The path of unshackled happiness

In wordless prayer, my mind began to carry me away, searching for things that would make me happy.   All things I don't have. All the "shoulds" and "oughts" that hound me with the persistence of a pack of dogs. Then suddenly all this cleared and I saw (or rather, felt) the great hilarity of it all. Happiness broke upon me despite what I don't have. Hilarity, precisely because in not having them---those circumstantial comforts, the conditional supports to happiness, the "good life"---my ego was detached momentarily from needing them.

Just as I began to lament this most recent challenge to all my "scripts" (a personal experience of loss), I became aware of the grace in it all---the charismatic, supernatural action of the Holy Spirit to strip me of anything natural, even good things, that might bring me happiness.

When the ego is stripped of all superficial things that usually bring it happiness or comfort, it's natural to lament the loss and become anxious or despondent. The ego is used to being propped up.

But crisis, loss, and trouble come into our lives and can be experienced or received as grace.  They have the power to strip us of the shackles of our lesser attachments.  Then ours souls can soar free into unrestrained happiness.  We are those who can no longer be separated from God by any-thing.

This is true freedom.

Leadership models from the 4th century

From my journals.  Monday, May 21, 2007 St. Macarius Monastery, Wadi Natrun, Egypt

wadi natrunMerton writes that we won't find the likes of the desert fathers and mothers today---not even in Skete. What the fathers did had not been done before. With them "you have the characteristic of a clean break with a conventional, accepted social context in order to swim for one's life into an apparently irrational void."

The examples and sayings of the Desert Fathers have become themselves conventional stereotypes, models for the accepted social context of monasticism which is no longer shocking.

"We are no longer able to notice their fabulous originality," writes Merton. "We cannot do exactly what they did.

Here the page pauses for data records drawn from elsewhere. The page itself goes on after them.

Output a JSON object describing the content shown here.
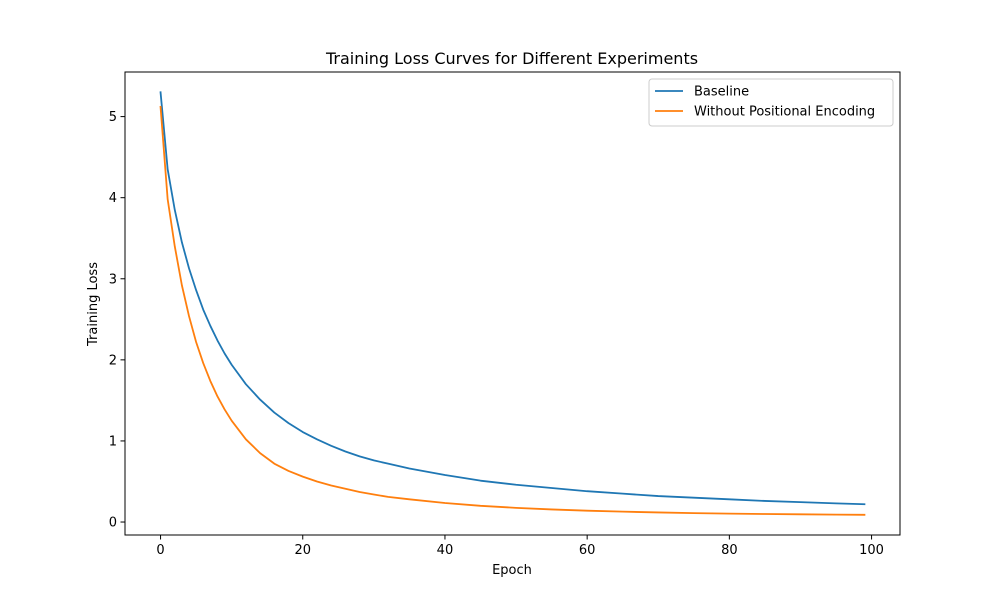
{
  "chart_data": {
    "type": "line",
    "title": "Training Loss Curves for Different Experiments",
    "xlabel": "Epoch",
    "ylabel": "Training Loss",
    "xlim": [
      -5,
      104
    ],
    "ylim": [
      -0.16,
      5.55
    ],
    "xticks": [
      0,
      20,
      40,
      60,
      80,
      100
    ],
    "yticks": [
      0,
      1,
      2,
      3,
      4,
      5
    ],
    "grid": false,
    "legend_position": "upper right",
    "x": [
      0,
      1,
      2,
      3,
      4,
      5,
      6,
      7,
      8,
      9,
      10,
      12,
      14,
      16,
      18,
      20,
      22,
      24,
      26,
      28,
      30,
      32,
      35,
      40,
      45,
      50,
      55,
      60,
      65,
      70,
      75,
      80,
      85,
      90,
      95,
      99
    ],
    "series": [
      {
        "name": "Baseline",
        "color": "#1f77b4",
        "values": [
          5.3,
          4.35,
          3.85,
          3.45,
          3.13,
          2.86,
          2.62,
          2.42,
          2.24,
          2.08,
          1.94,
          1.7,
          1.51,
          1.35,
          1.22,
          1.11,
          1.02,
          0.94,
          0.87,
          0.81,
          0.76,
          0.72,
          0.66,
          0.58,
          0.51,
          0.46,
          0.42,
          0.38,
          0.35,
          0.32,
          0.3,
          0.28,
          0.26,
          0.245,
          0.23,
          0.22
        ]
      },
      {
        "name": "Without Positional Encoding",
        "color": "#ff7f0e",
        "values": [
          5.12,
          3.98,
          3.4,
          2.92,
          2.54,
          2.22,
          1.96,
          1.74,
          1.55,
          1.39,
          1.25,
          1.02,
          0.85,
          0.72,
          0.63,
          0.56,
          0.5,
          0.45,
          0.41,
          0.37,
          0.34,
          0.31,
          0.28,
          0.235,
          0.2,
          0.175,
          0.155,
          0.14,
          0.128,
          0.118,
          0.11,
          0.104,
          0.099,
          0.095,
          0.091,
          0.089
        ]
      }
    ]
  }
}
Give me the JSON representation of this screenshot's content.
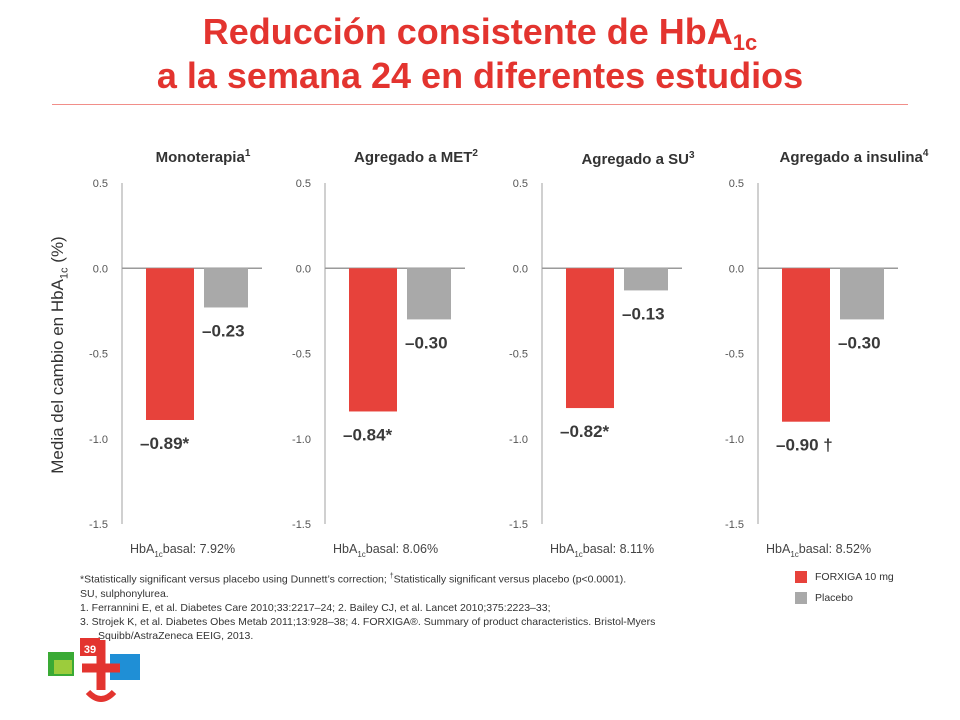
{
  "title": {
    "line1_prefix": "Reducción consistente de HbA",
    "line1_sub": "1c",
    "line2": "a la semana 24 en diferentes estudios"
  },
  "colors": {
    "accent": "#e3342f",
    "forxiga": "#e7423b",
    "placebo": "#a9a9a9"
  },
  "y_axis_label": {
    "prefix": "Media del cambio en HbA",
    "sub": "1c",
    "suffix": " (%)"
  },
  "chart_data": [
    {
      "type": "bar",
      "title": "Monoterapia",
      "ref": "1",
      "categories": [
        "FORXIGA 10 mg",
        "Placebo"
      ],
      "values": [
        -0.89,
        -0.23
      ],
      "labels": [
        "–0.89*",
        "–0.23"
      ],
      "yticks": [
        "0.5",
        "0.0",
        "-0.5",
        "-1.0",
        "-1.5"
      ],
      "ylim": [
        -1.5,
        0.5
      ],
      "baseline": {
        "prefix": "HbA",
        "sub": "1c",
        "rest": "basal: 7.92%"
      }
    },
    {
      "type": "bar",
      "title": "Agregado a MET",
      "ref": "2",
      "categories": [
        "FORXIGA 10 mg",
        "Placebo"
      ],
      "values": [
        -0.84,
        -0.3
      ],
      "labels": [
        "–0.84*",
        "–0.30"
      ],
      "yticks": [
        "0.5",
        "0.0",
        "-0.5",
        "-1.0",
        "-1.5"
      ],
      "ylim": [
        -1.5,
        0.5
      ],
      "baseline": {
        "prefix": "HbA",
        "sub": "1c",
        "rest": "basal: 8.06%"
      }
    },
    {
      "type": "bar",
      "title": "Agregado a SU",
      "ref": "3",
      "categories": [
        "FORXIGA 10 mg",
        "Placebo"
      ],
      "values": [
        -0.82,
        -0.13
      ],
      "labels": [
        "–0.82*",
        "–0.13"
      ],
      "yticks": [
        "0.5",
        "0.0",
        "-0.5",
        "-1.0",
        "-1.5"
      ],
      "ylim": [
        -1.5,
        0.5
      ],
      "baseline": {
        "prefix": "HbA",
        "sub": "1c",
        "rest": "basal: 8.11%"
      }
    },
    {
      "type": "bar",
      "title": "Agregado a insulina",
      "ref": "4",
      "categories": [
        "FORXIGA 10 mg",
        "Placebo"
      ],
      "values": [
        -0.9,
        -0.3
      ],
      "labels": [
        "–0.90 †",
        "–0.30"
      ],
      "yticks": [
        "0.5",
        "0.0",
        "-0.5",
        "-1.0",
        "-1.5"
      ],
      "ylim": [
        -1.5,
        0.5
      ],
      "baseline": {
        "prefix": "HbA",
        "sub": "1c",
        "rest": "basal: 8.52%"
      }
    }
  ],
  "legend": [
    {
      "label": "FORXIGA 10 mg",
      "color": "#e7423b"
    },
    {
      "label": "Placebo",
      "color": "#a9a9a9"
    }
  ],
  "footnotes": {
    "stats_a": "*Statistically significant versus placebo using Dunnett’s correction; ",
    "stats_dagger": "†",
    "stats_b": "Statistically significant versus placebo (p<0.0001).",
    "su": "SU, sulphonylurea.",
    "ref1": "1. Ferrannini E, et al. Diabetes Care 2010;33:2217–24;  2. Bailey CJ, et al. Lancet 2010;375:2223–33;",
    "ref3": "3. Strojek K, et al. Diabetes Obes Metab 2011;13:928–38;  4. FORXIGA®. Summary of product characteristics. Bristol-Myers",
    "ref3b": "Squibb/AstraZeneca EEIG, 2013."
  },
  "page_number": "39"
}
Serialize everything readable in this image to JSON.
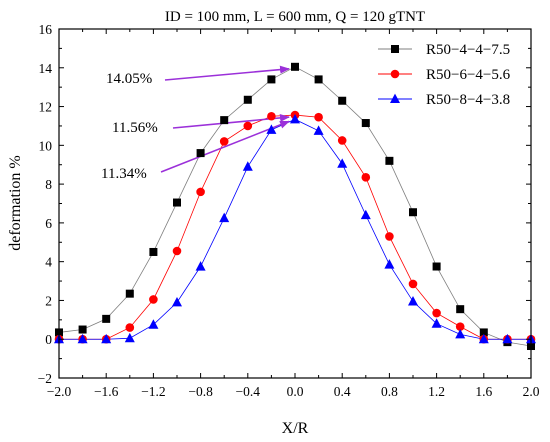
{
  "chart_data": {
    "type": "line",
    "title": "ID = 100 mm, L = 600 mm, Q = 120 gTNT",
    "xlabel": "X/R",
    "ylabel": "deformation %",
    "xlim": [
      -2.0,
      2.0
    ],
    "ylim": [
      -2,
      16
    ],
    "xticks": [
      -2.0,
      -1.6,
      -1.2,
      -0.8,
      -0.4,
      0.0,
      0.4,
      0.8,
      1.2,
      1.6,
      2.0
    ],
    "xtick_labels": [
      "−2.0",
      "−1.6",
      "−1.2",
      "−0.8",
      "−0.4",
      "0.0",
      "0.4",
      "0.8",
      "1.2",
      "1.6",
      "2.0"
    ],
    "yticks": [
      -2,
      0,
      2,
      4,
      6,
      8,
      10,
      12,
      14,
      16
    ],
    "ytick_labels": [
      "−2",
      "0",
      "2",
      "4",
      "6",
      "8",
      "10",
      "12",
      "14",
      "16"
    ],
    "grid": false,
    "legend_position": "top-right",
    "x": [
      -2.0,
      -1.8,
      -1.6,
      -1.4,
      -1.2,
      -1.0,
      -0.8,
      -0.6,
      -0.4,
      -0.2,
      0.0,
      0.2,
      0.4,
      0.6,
      0.8,
      1.0,
      1.2,
      1.4,
      1.6,
      1.8,
      2.0
    ],
    "series": [
      {
        "name": "R50−4−4−7.5",
        "color": "#000000",
        "line_color": "#7f7f7f",
        "marker": "square",
        "values": [
          0.35,
          0.5,
          1.05,
          2.35,
          4.5,
          7.05,
          9.6,
          11.3,
          12.35,
          13.4,
          14.05,
          13.4,
          12.3,
          11.15,
          9.2,
          6.55,
          3.75,
          1.55,
          0.35,
          -0.15,
          -0.35
        ]
      },
      {
        "name": "R50−6−4−5.6",
        "color": "#ff0000",
        "line_color": "#ff0000",
        "marker": "circle",
        "values": [
          0.0,
          0.0,
          0.0,
          0.6,
          2.05,
          4.55,
          7.6,
          10.2,
          11.0,
          11.5,
          11.56,
          11.45,
          10.25,
          8.35,
          5.3,
          2.85,
          1.35,
          0.65,
          0.0,
          0.0,
          0.0
        ]
      },
      {
        "name": "R50−8−4−3.8",
        "color": "#0000ff",
        "line_color": "#0000ff",
        "marker": "triangle",
        "values": [
          0.0,
          0.0,
          0.0,
          0.05,
          0.75,
          1.9,
          3.75,
          6.25,
          8.9,
          10.8,
          11.34,
          10.75,
          9.05,
          6.4,
          3.85,
          1.95,
          0.8,
          0.25,
          0.0,
          0.0,
          0.0
        ]
      }
    ],
    "annotations": [
      {
        "text": "14.05%",
        "target_x": 0.0,
        "target_y": 14.05,
        "arrow_color": "#9b30d9"
      },
      {
        "text": "11.56%",
        "target_x": 0.0,
        "target_y": 11.56,
        "arrow_color": "#9b30d9"
      },
      {
        "text": "11.34%",
        "target_x": 0.0,
        "target_y": 11.34,
        "arrow_color": "#9b30d9"
      }
    ]
  }
}
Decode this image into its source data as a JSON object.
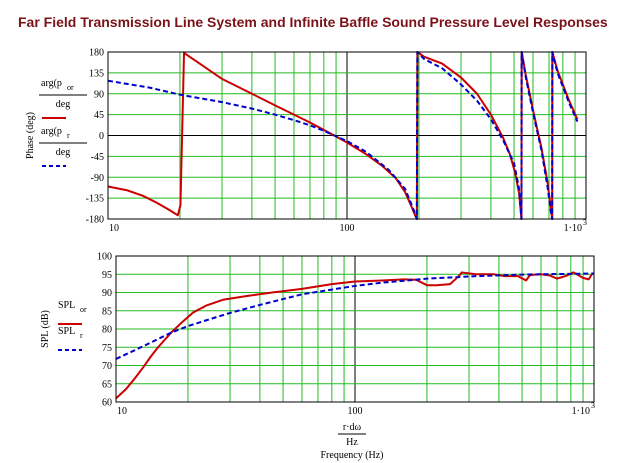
{
  "title": "Far Field Transmission Line System and Infinite Baffle Sound Pressure Level Responses",
  "chart_data": [
    {
      "type": "line",
      "xscale": "log",
      "xlim": [
        10,
        1000
      ],
      "ylim": [
        -180,
        180
      ],
      "grid": true,
      "x_ticks": [
        "10",
        "100",
        "1·10"
      ],
      "x_tick_exp": "3",
      "y_ticks": [
        "180",
        "135",
        "90",
        "45",
        "0",
        "-45",
        "-90",
        "-135",
        "-180"
      ],
      "y_tick_values": [
        180,
        135,
        90,
        45,
        0,
        -45,
        -90,
        -135,
        -180
      ],
      "ylabel": "Phase (deg)",
      "legend": [
        {
          "expr": "arg(p",
          "sub": "or",
          "den": "deg",
          "color": "#cc0000",
          "dash": "solid"
        },
        {
          "expr": "arg(p",
          "sub": "r",
          "den": "deg",
          "color": "#0000cc",
          "dash": "dashed"
        }
      ],
      "series": [
        {
          "color": "#cc0000",
          "dash": "solid",
          "points": [
            [
              10,
              -110
            ],
            [
              12,
              -118
            ],
            [
              14,
              -130
            ],
            [
              16,
              -145
            ],
            [
              18,
              -160
            ],
            [
              19.6,
              -172
            ],
            [
              20.1,
              -150
            ],
            [
              20.8,
              178
            ],
            [
              25,
              150
            ],
            [
              30,
              122
            ],
            [
              40,
              90
            ],
            [
              50,
              65
            ],
            [
              60,
              45
            ],
            [
              70,
              28
            ],
            [
              80,
              12
            ],
            [
              100,
              -15
            ],
            [
              120,
              -40
            ],
            [
              140,
              -65
            ],
            [
              160,
              -92
            ],
            [
              175,
              -122
            ],
            [
              185,
              -150
            ],
            [
              192,
              -170
            ],
            [
              196,
              -180
            ],
            [
              197,
              180
            ],
            [
              210,
              170
            ],
            [
              250,
              155
            ],
            [
              300,
              125
            ],
            [
              350,
              90
            ],
            [
              400,
              45
            ],
            [
              450,
              -5
            ],
            [
              480,
              -40
            ],
            [
              505,
              -80
            ],
            [
              525,
              -125
            ],
            [
              537,
              -180
            ],
            [
              538,
              180
            ],
            [
              560,
              130
            ],
            [
              600,
              55
            ],
            [
              650,
              -25
            ],
            [
              690,
              -100
            ],
            [
              710,
              -150
            ],
            [
              722,
              -180
            ],
            [
              723,
              180
            ],
            [
              760,
              140
            ],
            [
              850,
              75
            ],
            [
              920,
              35
            ]
          ]
        },
        {
          "color": "#0000cc",
          "dash": "dashed",
          "points": [
            [
              10,
              118
            ],
            [
              15,
              103
            ],
            [
              20,
              88
            ],
            [
              30,
              72
            ],
            [
              40,
              58
            ],
            [
              50,
              45
            ],
            [
              60,
              33
            ],
            [
              70,
              22
            ],
            [
              80,
              10
            ],
            [
              100,
              -12
            ],
            [
              120,
              -35
            ],
            [
              150,
              -75
            ],
            [
              175,
              -115
            ],
            [
              190,
              -160
            ],
            [
              196,
              -180
            ],
            [
              197,
              180
            ],
            [
              210,
              165
            ],
            [
              250,
              145
            ],
            [
              300,
              110
            ],
            [
              350,
              75
            ],
            [
              400,
              35
            ],
            [
              450,
              -10
            ],
            [
              500,
              -60
            ],
            [
              525,
              -115
            ],
            [
              537,
              -180
            ],
            [
              538,
              180
            ],
            [
              560,
              125
            ],
            [
              600,
              50
            ],
            [
              650,
              -30
            ],
            [
              690,
              -110
            ],
            [
              713,
              -165
            ],
            [
              722,
              -180
            ],
            [
              723,
              180
            ],
            [
              760,
              135
            ],
            [
              850,
              70
            ],
            [
              920,
              30
            ]
          ]
        }
      ]
    },
    {
      "type": "line",
      "xscale": "log",
      "xlim": [
        10,
        1000
      ],
      "ylim": [
        60,
        100
      ],
      "grid": true,
      "x_ticks": [
        "10",
        "100",
        "1·10"
      ],
      "x_tick_exp": "3",
      "y_ticks": [
        "100",
        "95",
        "90",
        "85",
        "80",
        "75",
        "70",
        "65",
        "60"
      ],
      "y_tick_values": [
        100,
        95,
        90,
        85,
        80,
        75,
        70,
        65,
        60
      ],
      "ylabel": "SPL (dB)",
      "x_expr_num": "r·dω",
      "x_expr_den": "Hz",
      "xlabel": "Frequency (Hz)",
      "legend": [
        {
          "expr": "SPL",
          "sub": "or",
          "color": "#cc0000",
          "dash": "solid"
        },
        {
          "expr": "SPL",
          "sub": "r",
          "color": "#0000cc",
          "dash": "dashed"
        }
      ],
      "series": [
        {
          "color": "#cc0000",
          "dash": "solid",
          "points": [
            [
              10,
              61
            ],
            [
              11,
              63.5
            ],
            [
              12,
              66.5
            ],
            [
              13,
              69.5
            ],
            [
              14,
              72.5
            ],
            [
              15,
              75
            ],
            [
              17,
              79
            ],
            [
              19,
              82
            ],
            [
              21,
              84.5
            ],
            [
              24,
              86.5
            ],
            [
              28,
              88
            ],
            [
              35,
              89
            ],
            [
              45,
              90
            ],
            [
              60,
              91
            ],
            [
              80,
              92.3
            ],
            [
              100,
              93
            ],
            [
              130,
              93.3
            ],
            [
              160,
              93.6
            ],
            [
              180,
              93.5
            ],
            [
              200,
              92
            ],
            [
              220,
              92
            ],
            [
              250,
              92.3
            ],
            [
              270,
              94.3
            ],
            [
              280,
              95.5
            ],
            [
              320,
              95
            ],
            [
              380,
              95
            ],
            [
              420,
              94.5
            ],
            [
              480,
              94.5
            ],
            [
              520,
              93.3
            ],
            [
              540,
              94.8
            ],
            [
              600,
              95
            ],
            [
              650,
              94.7
            ],
            [
              700,
              93.8
            ],
            [
              760,
              94.5
            ],
            [
              820,
              95.5
            ],
            [
              900,
              94
            ],
            [
              950,
              93.6
            ],
            [
              980,
              95
            ]
          ]
        },
        {
          "color": "#0000cc",
          "dash": "dashed",
          "points": [
            [
              10,
              71.8
            ],
            [
              12,
              74.2
            ],
            [
              14,
              76.3
            ],
            [
              17,
              79
            ],
            [
              20,
              80.8
            ],
            [
              25,
              82.8
            ],
            [
              30,
              84.4
            ],
            [
              40,
              86.6
            ],
            [
              50,
              88.2
            ],
            [
              60,
              89.5
            ],
            [
              80,
              90.8
            ],
            [
              100,
              91.8
            ],
            [
              130,
              92.7
            ],
            [
              160,
              93.2
            ],
            [
              200,
              93.8
            ],
            [
              250,
              94.1
            ],
            [
              300,
              94.4
            ],
            [
              400,
              94.7
            ],
            [
              500,
              94.9
            ],
            [
              600,
              95
            ],
            [
              800,
              95.1
            ],
            [
              1000,
              95.2
            ]
          ]
        }
      ]
    }
  ]
}
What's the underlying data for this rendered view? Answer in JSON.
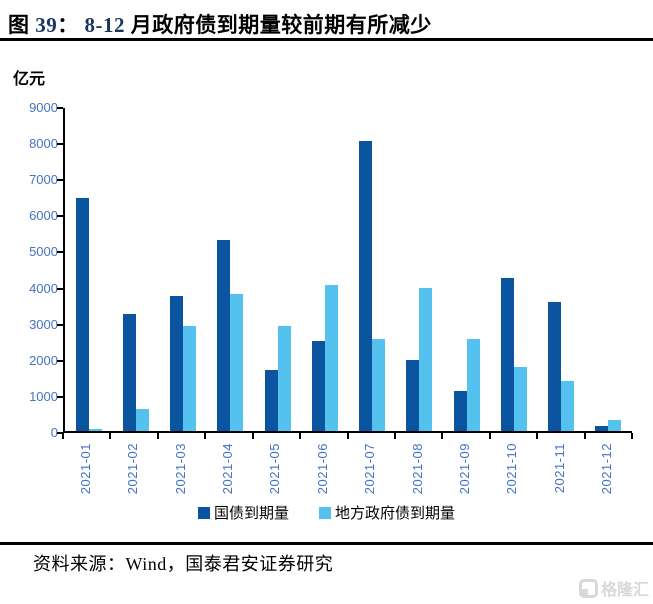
{
  "title": {
    "part1": "图 ",
    "number": "39",
    "colon": "：  ",
    "highlight": "8-12",
    "rest": " 月政府债到期量较前期有所减少"
  },
  "colors": {
    "dark_blue": "#0B55A0",
    "light_blue": "#55C1EE",
    "axis_label": "#4472C4",
    "title_highlight": "#17375E",
    "watermark": "#D9D9D9"
  },
  "chart_data": {
    "type": "bar",
    "title": "8-12 月政府债到期量较前期有所减少",
    "unit_label": "亿元",
    "categories": [
      "2021-01",
      "2021-02",
      "2021-03",
      "2021-04",
      "2021-05",
      "2021-06",
      "2021-07",
      "2021-08",
      "2021-09",
      "2021-10",
      "2021-11",
      "2021-12"
    ],
    "series": [
      {
        "name": "国债到期量",
        "color": "#0B55A0",
        "values": [
          6440,
          3250,
          3740,
          5290,
          1700,
          2490,
          8020,
          1980,
          1100,
          4230,
          3560,
          150
        ]
      },
      {
        "name": "地方政府债到期量",
        "color": "#55C1EE",
        "values": [
          60,
          600,
          2910,
          3790,
          2910,
          4040,
          2540,
          3970,
          2560,
          1770,
          1380,
          300
        ]
      }
    ],
    "ylim": [
      0,
      9000
    ],
    "ytick_step": 1000,
    "grid": false,
    "legend_position": "bottom"
  },
  "source": {
    "text": "资料来源：Wind，国泰君安证券研究"
  },
  "watermark": {
    "text": "格隆汇"
  }
}
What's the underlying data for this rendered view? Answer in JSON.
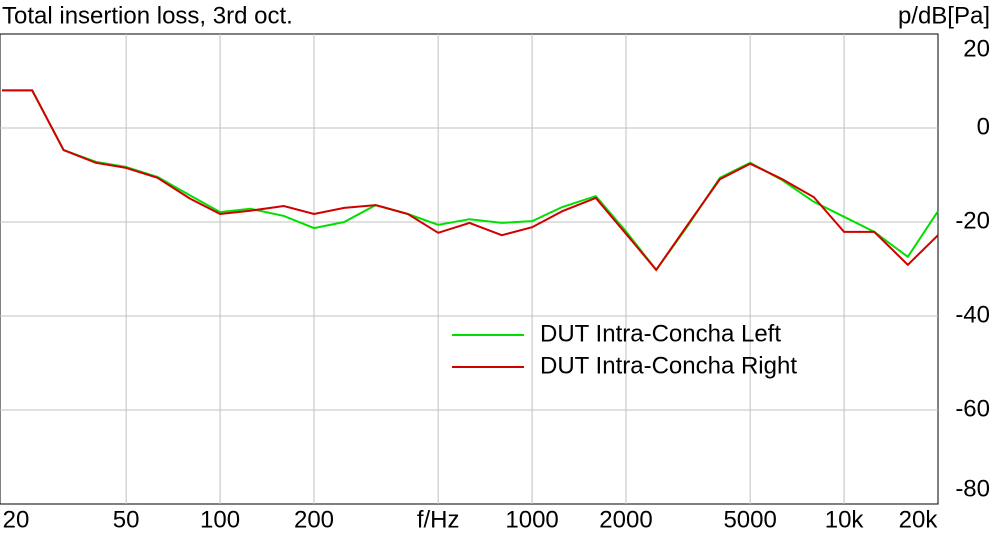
{
  "chart_data": {
    "type": "line",
    "title": "Total insertion loss, 3rd oct.",
    "y_label": "p/dB[Pa]",
    "x": [
      20,
      25,
      31.5,
      40,
      50,
      63,
      80,
      100,
      125,
      160,
      200,
      250,
      315,
      400,
      500,
      630,
      800,
      1000,
      1250,
      1600,
      2000,
      2500,
      3150,
      4000,
      5000,
      6300,
      8000,
      10000,
      12500,
      16000,
      20000
    ],
    "series": [
      {
        "name": "DUT Intra-Concha Left",
        "color": "#00e000",
        "values": [
          8,
          8,
          -4.7,
          -7.2,
          -8.3,
          -10.4,
          -14.3,
          -17.9,
          -17.2,
          -18.7,
          -21.3,
          -20,
          -16.4,
          -18.3,
          -20.6,
          -19.4,
          -20.2,
          -19.8,
          -16.8,
          -14.5,
          -22,
          -30.2,
          -20.9,
          -10.6,
          -7.4,
          -11,
          -15.7,
          -18.9,
          -22.1,
          -27.4,
          -17.7
        ]
      },
      {
        "name": "DUT Intra-Concha Right",
        "color": "#d00000",
        "values": [
          8,
          8,
          -4.7,
          -7.4,
          -8.5,
          -10.6,
          -15,
          -18.3,
          -17.6,
          -16.6,
          -18.3,
          -17,
          -16.4,
          -18.3,
          -22.3,
          -20.2,
          -22.8,
          -21.1,
          -17.7,
          -14.9,
          -22.5,
          -30.2,
          -20.6,
          -10.9,
          -7.6,
          -10.8,
          -14.7,
          -22.1,
          -22.1,
          -29.1,
          -22.8
        ]
      }
    ],
    "xlim": [
      20,
      20000
    ],
    "log_x": true,
    "xticks": [
      20,
      50,
      100,
      200,
      {
        "value": 500,
        "label": "f/Hz"
      },
      1000,
      2000,
      5000,
      {
        "value": 10000,
        "label": "10k"
      },
      {
        "value": 20000,
        "label": "20k"
      }
    ],
    "ylim": [
      -80,
      20
    ],
    "yticks": [
      20,
      0,
      -20,
      -40,
      -60,
      -80
    ],
    "grid": true,
    "legend": "lower-right"
  }
}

But we must be as thorough and as ruthless in our determination to break all spiritual chains, and cast off the domination of alien compulsions, to find our true selves, to discover and develop our inalienable spiritual liberty and use it to build, on earth, the Kingdom of God. We need to learn from these men of the fourth century how to ignore prejudice, defy compulsion, and strike out fearlessly into the unknown."